Heaven or Vegas is a 1996 movie which was a romantic drama that starred Yasmine Bleeth and Richard Grieco.

==Plot==

Rachel (Yasmine Bleeth) is a woman looking for a way out of her dead-end existence. Six years after she ran away from her home in Utah, Rachel is living in Las Vegas, where she works as an exotic dancer and an occasional call girl.

Rachel lives in a fantasy world as a way of distancing herself
from her bleak surroundings, and she imagines that a Prince
Charming will one day rescue her from her fallen world. On the
inside she is still a dreamy little girl who believes in fairy
tales. She thinks that her prince may have finally arrived when
she meets Navy (Richard Grieco), a high-class stud-for-sale who
has tired of his humiliating life in the sex industry.

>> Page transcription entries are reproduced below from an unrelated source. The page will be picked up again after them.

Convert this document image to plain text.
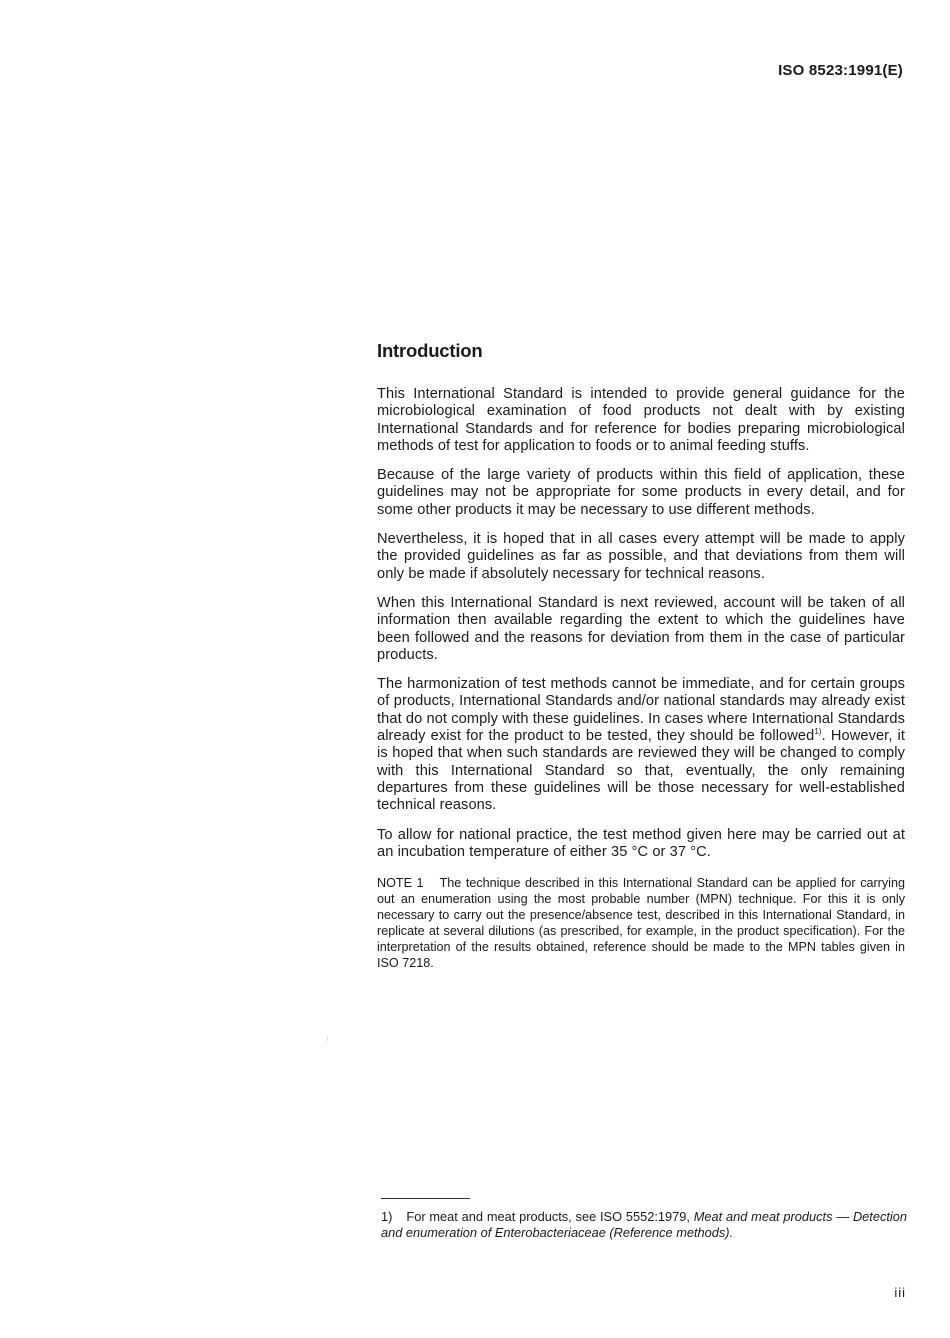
ISO 8523:1991(E)
Introduction

This International Standard is intended to provide general guidance for the microbiological examination of food products not dealt with by existing International Standards and for reference for bodies preparing microbiological methods of test for application to foods or to animal feeding stuffs.

Because of the large variety of products within this field of application, these guidelines may not be appropriate for some products in every detail, and for some other products it may be necessary to use different methods.

Nevertheless, it is hoped that in all cases every attempt will be made to apply the provided guidelines as far as possible, and that deviations from them will only be made if absolutely necessary for technical reasons.

When this International Standard is next reviewed, account will be taken of all information then available regarding the extent to which the guidelines have been followed and the reasons for deviation from them in the case of particular products.

The harmonization of test methods cannot be immediate, and for certain groups of products, International Standards and/or national standards may already exist that do not comply with these guidelines. In cases where International Standards already exist for the product to be tested, they should be followed$^{1)}$. However, it is hoped that when such standards are reviewed they will be changed to comply with this International Standard so that, eventually, the only remaining departures from these guidelines will be those necessary for well-established technical reasons.

To allow for national practice, the test method given here may be carried out at an incubation temperature of either 35 °C or 37 °C.

NOTE 1 The technique described in this International Standard can be applied for carrying out an enumeration using the most probable number (MPN) technique. For this it is only necessary to carry out the presence/absence test, described in this International Standard, in replicate at several dilutions (as prescribed, for example, in the product specification). For the interpretation of the results obtained, reference should be made to the MPN tables given in ISO 7218.

1) For meat and meat products, see ISO 5552:1979, Meat and meat products — Detection and enumeration of Enterobacteriaceae (Reference methods).
iii
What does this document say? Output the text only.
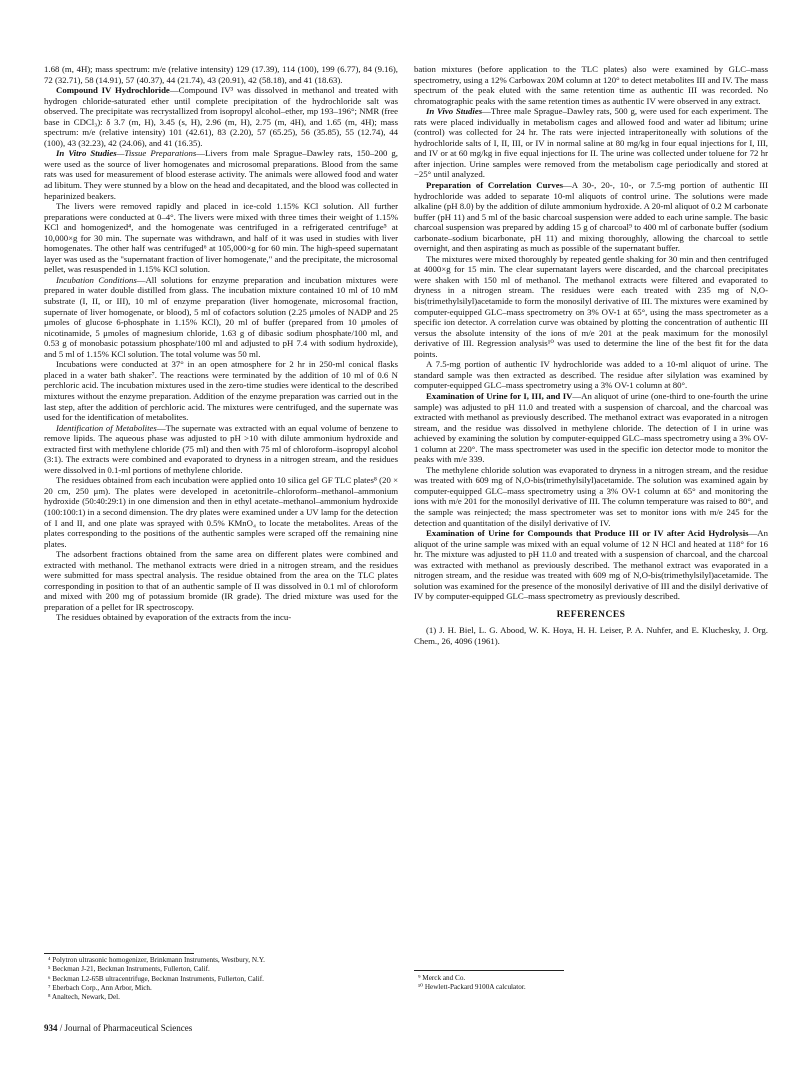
1.68 (m, 4H); mass spectrum: m/e (relative intensity) 129 (17.39), 114 (100), 199 (6.77), 84 (9.16), 72 (32.71), 58 (14.91), 57 (40.37), 44 (21.74), 43 (20.91), 42 (58.18), and 41 (18.63).

Compound IV Hydrochloride—Compound IV³ was dissolved in methanol and treated with hydrogen chloride-saturated ether until complete precipitation of the hydrochloride salt was observed. The precipitate was recrystallized from isopropyl alcohol–ether, mp 193–196°; NMR (free base in CDCl₃): δ 3.7 (m, H), 3.45 (s, H), 2.96 (m, H), 2.75 (m, 4H), and 1.65 (m, 4H); mass spectrum: m/e (relative intensity) 101 (42.61), 83 (2.20), 57 (65.25), 56 (35.85), 55 (12.74), 44 (100), 43 (32.23), 42 (24.06), and 41 (16.35).

In Vitro Studies—Tissue Preparations—Livers from male Sprague–Dawley rats, 150–200 g, were used as the source of liver homogenates and microsomal preparations. Blood from the same rats was used for measurement of blood esterase activity. The animals were allowed food and water ad libitum. They were stunned by a blow on the head and decapitated, and the blood was collected in heparinized beakers.

The livers were removed rapidly and placed in ice-cold 1.15% KCl solution. All further preparations were conducted at 0–4°. The livers were mixed with three times their weight of 1.15% KCl and homogenized⁴, and the homogenate was centrifuged in a refrigerated centrifuge⁵ at 10,000×g for 30 min. The supernate was withdrawn, and half of it was used in studies with liver homogenates. The other half was centrifuged⁶ at 105,000×g for 60 min. The high-speed supernatant layer was used as the "supernatant fraction of liver homogenate," and the precipitate, the microsomal pellet, was resuspended in 1.15% KCl solution.

Incubation Conditions—All solutions for enzyme preparation and incubation mixtures were prepared in water double distilled from glass. The incubation mixture contained 10 ml of 10 mM substrate (I, II, or III), 10 ml of enzyme preparation (liver homogenate, microsomal fraction, supernate of liver homogenate, or blood), 5 ml of cofactors solution (2.25 μmoles of NADP and 25 μmoles of glucose 6-phosphate in 1.15% KCl), 20 ml of buffer (prepared from 10 μmoles of nicotinamide, 5 μmoles of magnesium chloride, 1.63 g of dibasic sodium phosphate/100 ml, and 0.53 g of monobasic potassium phosphate/100 ml and adjusted to pH 7.4 with sodium hydroxide), and 5 ml of 1.15% KCl solution. The total volume was 50 ml.

Incubations were conducted at 37° in an open atmosphere for 2 hr in 250-ml conical flasks placed in a water bath shaker⁷. The reactions were terminated by the addition of 10 ml of 0.6 N perchloric acid. The incubation mixtures used in the zero-time studies were identical to the described mixtures without the enzyme preparation. Addition of the enzyme preparation was carried out in the last step, after the addition of perchloric acid. The mixtures were centrifuged, and the supernate was used for the identification of metabolites.

Identification of Metabolites—The supernate was extracted with an equal volume of benzene to remove lipids. The aqueous phase was adjusted to pH >10 with dilute ammonium hydroxide and extracted first with methylene chloride (75 ml) and then with 75 ml of chloroform–isopropyl alcohol (3:1). The extracts were combined and evaporated to dryness in a nitrogen stream, and the residues were dissolved in 0.1-ml portions of methylene chloride.

The residues obtained from each incubation were applied onto 10 silica gel GF TLC plates⁸ (20 × 20 cm, 250 μm). The plates were developed in acetonitrile–chloroform–methanol–ammonium hydroxide (50:40:29:1) in one dimension and then in ethyl acetate–methanol–ammonium hydroxide (100:100:1) in a second dimension. The dry plates were examined under a UV lamp for the detection of I and II, and one plate was sprayed with 0.5% KMnO₄ to locate the metabolites. Areas of the plates corresponding to the positions of the authentic samples were scraped off the remaining nine plates.

The adsorbent fractions obtained from the same area on different plates were combined and extracted with methanol. The methanol extracts were dried in a nitrogen stream, and the residues were submitted for mass spectral analysis. The residue obtained from the area on the TLC plates corresponding in position to that of an authentic sample of II was dissolved in 0.1 ml of chloroform and mixed with 200 mg of potassium bromide (IR grade). The dried mixture was used for the preparation of a pellet for IR spectroscopy.

The residues obtained by evaporation of the extracts from the incu-

bation mixtures (before application to the TLC plates) also were examined by GLC–mass spectrometry, using a 12% Carbowax 20M column at 120° to detect metabolites III and IV. The mass spectrum of the peak eluted with the same retention time as authentic III was recorded. No chromatographic peaks with the same retention times as authentic IV were observed in any extract.

In Vivo Studies—Three male Sprague–Dawley rats, 500 g, were used for each experiment. The rats were placed individually in metabolism cages and allowed food and water ad libitum; urine (control) was collected for 24 hr. The rats were injected intraperitoneally with solutions of the hydrochloride salts of I, II, III, or IV in normal saline at 80 mg/kg in four equal injections for I, III, and IV or at 60 mg/kg in five equal injections for II. The urine was collected under toluene for 72 hr after injection. Urine samples were removed from the metabolism cage periodically and stored at −25° until analyzed.

Preparation of Correlation Curves—A 30-, 20-, 10-, or 7.5-mg portion of authentic III hydrochloride was added to separate 10-ml aliquots of control urine. The solutions were made alkaline (pH 8.0) by the addition of dilute ammonium hydroxide. A 20-ml aliquot of 0.2 M carbonate buffer (pH 11) and 5 ml of the basic charcoal suspension were added to each urine sample. The basic charcoal suspension was prepared by adding 15 g of charcoal⁹ to 400 ml of carbonate buffer (sodium carbonate–sodium bicarbonate, pH 11) and mixing thoroughly, allowing the charcoal to settle overnight, and then aspirating as much as possible of the supernatant buffer.

The mixtures were mixed thoroughly by repeated gentle shaking for 30 min and then centrifuged at 4000×g for 15 min. The clear supernatant layers were discarded, and the charcoal precipitates were shaken with 150 ml of methanol. The methanol extracts were filtered and evaporated to dryness in a nitrogen stream. The residues were each treated with 235 mg of N,O-bis(trimethylsilyl)acetamide to form the monosilyl derivative of III. The mixtures were examined by computer-equipped GLC–mass spectrometry on 3% OV-1 at 65°, using the mass spectrometer as a specific ion detector. A correlation curve was obtained by plotting the concentration of authentic III versus the absolute intensity of the ions of m/e 201 at the peak maximum for the monosilyl derivative of III. Regression analysis¹⁰ was used to determine the line of the best fit for the data points.

A 7.5-mg portion of authentic IV hydrochloride was added to a 10-ml aliquot of urine. The standard sample was then extracted as described. The residue after silylation was examined by computer-equipped GLC–mass spectrometry using a 3% OV-1 column at 80°.

Examination of Urine for I, III, and IV—An aliquot of urine (one-third to one-fourth the urine sample) was adjusted to pH 11.0 and treated with a suspension of charcoal, and the charcoal was extracted with methanol as previously described. The methanol extract was evaporated in a nitrogen stream, and the residue was dissolved in methylene chloride. The detection of I in urine was achieved by examining the solution by computer-equipped GLC–mass spectrometry using a 3% OV-1 column at 220°. The mass spectrometer was used in the specific ion detector mode to monitor the peaks with m/e 339.

The methylene chloride solution was evaporated to dryness in a nitrogen stream, and the residue was treated with 609 mg of N,O-bis(trimethylsilyl)acetamide. The solution was examined again by computer-equipped GLC–mass spectrometry using a 3% OV-1 column at 65° and monitoring the ions with m/e 201 for the monosilyl derivative of III. The column temperature was raised to 80°, and the sample was reinjected; the mass spectrometer was set to monitor ions with m/e 245 for the detection and quantitation of the disilyl derivative of IV.

Examination of Urine for Compounds that Produce III or IV after Acid Hydrolysis—An aliquot of the urine sample was mixed with an equal volume of 12 N HCl and heated at 118° for 16 hr. The mixture was adjusted to pH 11.0 and treated with a suspension of charcoal, and the charcoal was extracted with methanol as previously described. The methanol extract was evaporated in a nitrogen stream, and the residue was treated with 609 mg of N,O-bis(trimethylsilyl)acetamide. The solution was examined for the presence of the monosilyl derivative of III and the disilyl derivative of IV by computer-equipped GLC–mass spectrometry as previously described.

REFERENCES

(1) J. H. Biel, L. G. Abood, W. K. Hoya, H. H. Leiser, P. A. Nuhfer, and E. Kluchesky, J. Org. Chem., 26, 4096 (1961).

⁴ Polytron ultrasonic homogenizer, Brinkmann Instruments, Westbury, N.Y.
⁵ Beckman J-21, Beckman Instruments, Fullerton, Calif.
⁶ Beckman L2-65B ultracentrifuge, Beckman Instruments, Fullerton, Calif.
⁷ Eberbach Corp., Ann Arbor, Mich.
⁸ Analtech, Newark, Del.
⁹ Merck and Co.
¹⁰ Hewlett-Packard 9100A calculator.
934 / Journal of Pharmaceutical Sciences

Navy is fond of Rachel, and when he decides to leave male prostitution behind and move to Montana to start a new life,
she eagerly joins him. However, along the way she persuades him to
make a stop in Utah so that she can check in with her family.
Rachel and Navy discover that it's difficult to hide their
respective pasts from Rachel's straightlaced family and that
they're out of step with life in small town America.

Navy also
finds himself attracted to Rachel's gorgeous and "virginal"
stepsister, Lilli (Monica Potter), which leads a heartbroken
Rachel to run away just as Navy realizes that Rachel is the one
for him. Rachels sister Paige runs away looking for her and is taken hostage along with Rachel by drifters. Navy and Billy dramatically rescue them from the psychotic drifters. Later Rachel and Navy move to Montana to start their life together and they have two Sons.

==Production credits==

- Gregory C. Haynes (Director and Writer)
- Shane Walker (Associate Producer)
- Cineville - Storm Entertainment (Production Company)

==Trivia==

Yasmine Bleeth and Richard Grieco, who both starred in this movie, also dated each other.